Il futuro siamo noi!
La stampa internazionale dipinge l’Italia come un Paese vecchio e senza futuro: investire sull’Altra Italia potrebbe essere il segreto della possibile riscossa…
Ha destato molto scalpore, in Italia, il lungo articolo apparso sul “New York Times” qualche settimana fa, che descriveva il nostro Paese in maniera impietosa alla luce delle recenti statistiche europe e che ci collocavano in coda alla classifica dell’ottimismo e della gioia di vivere.
Gli italiani, scriveva l’autorevole quotidiano americano, sembrano aver perso quella “gioia di vivere” che tradizionalmente era una caratteristica del Paese, e questo in ragione dell’ancora lento sviluppo economico, dell’incertezza di futuro che affligge le giovani generazioni e della crisi di competitività delle piccole e medie imprese, anch’esse tradizionalmente simbolo della spinta e dell’innovazione “Made in Italy”.
Qualche giorno dopo a rincarare la dose era un altro simbolo della comunicazione mondiale, l’inglese “Times” che – all’indomani dell’ufficializzazione del sorpasso della Spagna sull’Italia in materia di PIL pro-capite – sottolineava i fattori di questa sorta di decadenza, dando enfasi alla crisi del sistema politico italiano, troppo ingessato ed incapace di determinare con decisione l’orientamento delle scelte dell’esecutivo, spesso preda dei ricatti incrociati di piccoli partiti quando non di pochi parlamentari…
Sarebbe facile rispondere a queste accuse, com’è stato fatto ampiamente in Italia, con una punta di sacro orgoglio nazionale rivendicando i successi del nostro Paese in questi anni, o le nostre incomparabili ricchezze artistico-culturali, magari indicando altrettanti fattori di crisi in altri importanti Paesi, a partire dalla stessa Inghilterra o dagli Stati Uniti.
Sarebbe facile ma semplicistico, anche perché la visione che si ha dall’esterno di una realtà, che a volte può apparire riduttiva e superficiale, è spesso – al contrario – molto più oggettiva e sincera di tante letture di chi vede le cose dall’interno.
Lo sappiamo bene noi, italiani che vivono all’estero, innamorati eternamente del nostro Paese ma anche giudici severi di contraddizioni e ambiguità che probabilmente individuiamo in maniera più disincantata e lucida di tanti nostri connazionali che vivono nella penisola.

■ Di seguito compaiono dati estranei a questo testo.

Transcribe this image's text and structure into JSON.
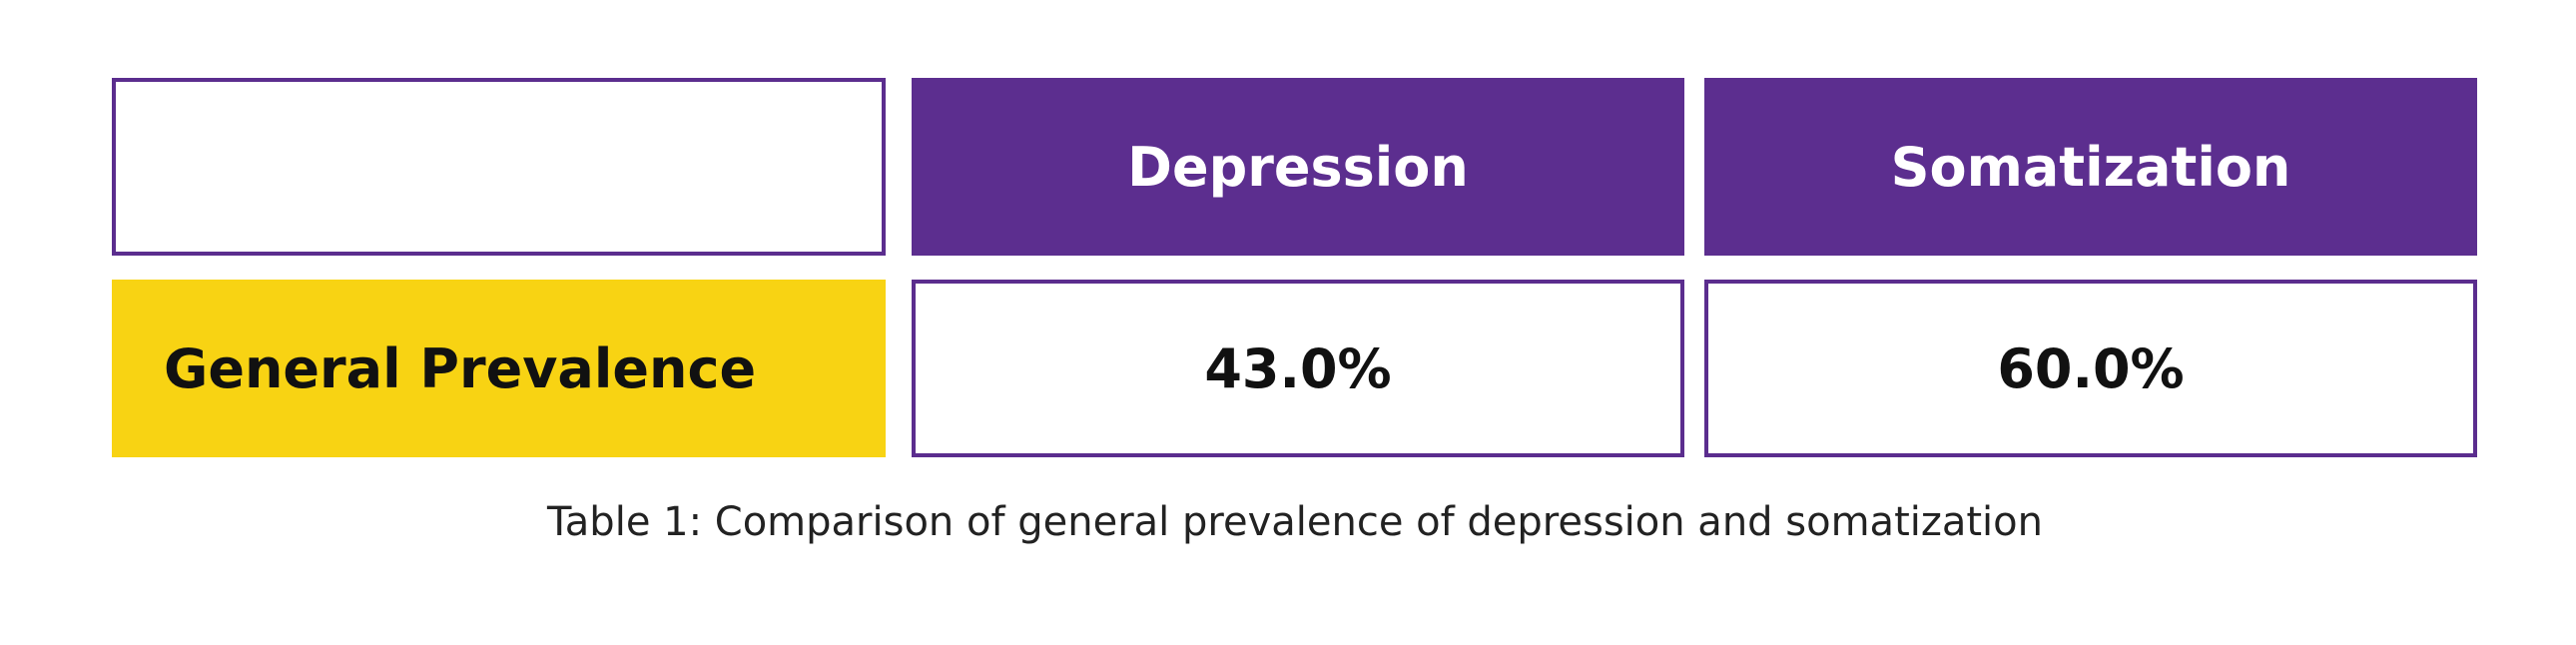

Mesi fa un amico italiano, anch’egli residente in Brasile, mi fece leggere un altro articolo, pubblicato sul quotidiano spagnolo “El País”: descriveva l’Italia come il Paese più gerontocratico d’Europa, e non si riferiva solo alla nostra classe dirigente (la più vecchia del continente) ma anche al mondo dell’imprenditoria, alla cultura, alla televisione (quando manderemo in pensione i vari Pippo Baudo e Mike Buongiorno? ).
La vecchiaia è un valore e gli anziani sono una grande risorsa per l’Italia e per il mondo; il problema nasce però quando un Paese non riesce a rinnovarsi, a creare le condizioni perché si compia naturalmente e con la giusta frequenza il passaggio tra le generazioni.
Tutta questa discussione, questo dibattito sul futuro dell’Italia, ha rafforzato dentro di me una solida convinzione: siamo noi il futuro del nostro Paese! Mi riferisco ai milioni di italiani che vivono fuori dall’Italia, ma anche ai loro discendenti, vera linfa vitale di una nazione che non può contare su grandi materie prime o fonti di energia ma che ha un “petrolio” che nessuno ha, la grande comunità degli italiani all’estero, appunto.
E il Sudamerica è senza dubbio il maggiore giacimento a cielo aperto di tale risorsa, perché è qui che vivono i due terzi dell’Altra Italia, quella sulla quale un sistema politico ed economico intelligente e lungimirante dovrebbero scommettere, con scelte coraggiose di apertura e di integrazione, con investimenti mirati e ad ampio raggio, capaci di contrastare la stupida e masochista mania di chiusura dettata dal pregiudizio e dall’ignoranza.
Il giorno in cui il capitolo “Italiani all’estero” sarà trasferito dalla voce “spese” a quella “investimenti” assisteremo forse ad un’inversione di tendenza ed al recupero di quel primato italiano nel mondo del quale per anni abbiamo goduto, e non in ragione del linguaggio della forza e dell’arroganza, ma della nostra capacità unica di saperci integrare in Paesi lontani e diversi dal nostro, facendoci amare proprio per il nostro “essere italiani”, per la musica, la cultura, la gastronomia… I 50 milioni di ‘oriundi’ che vivono in Sudamerica rappresentano tutto ciò: sarebbe uno stupido peccato di miopia non rendersene conto; accorgersene domani, forse, potrebbe essere troppo tardi.